Are we enlightened yet?

https://www.theguardian.com/books/2013/aug/09/dark-side-enlightenment-fleming-review

Extract

“The aim of Kant’s “critical” philosophy was to restrain the pretensions of philosophers to lay claim to knowledge of items – the soul, freedom and God – which lie beyond the spatial and temporal limits of human experience. But this wasn’t just a matter of upbraiding his predecessors – Leibniz and Spinoza principal among them – for their hubris. On the contrary, Kant also recognised that the tendency of human reason to overreach itself is ineluctable. “Metaphysics” isn’t just a regrettable episode in the history of philosophy; it is a “natural” disposition that can’t be eradicated.
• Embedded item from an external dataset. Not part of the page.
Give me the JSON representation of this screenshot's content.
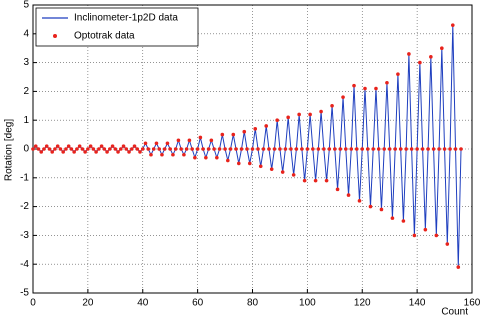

Fleming is interested in those who, during the Enlightenment assault on the claims of revealed religion and traditional metaphysics, were “unable to dispense altogether with ‘transcendence'”. All of which raises a number of rather profound questions – about the methodology of historical periodisation, particularly whether the Enlightenment marks a decisive and easily identifiable break with what preceded it, and the extent to which claims about an enduring appetite for transcendental experience are merely historical or in fact refer to certain permanent features of human nature. However, Fleming doesn’t seem especially interested in attempting to answer them. His approach, breezy and charmingly belletristic, is unabashedly impressionistic.”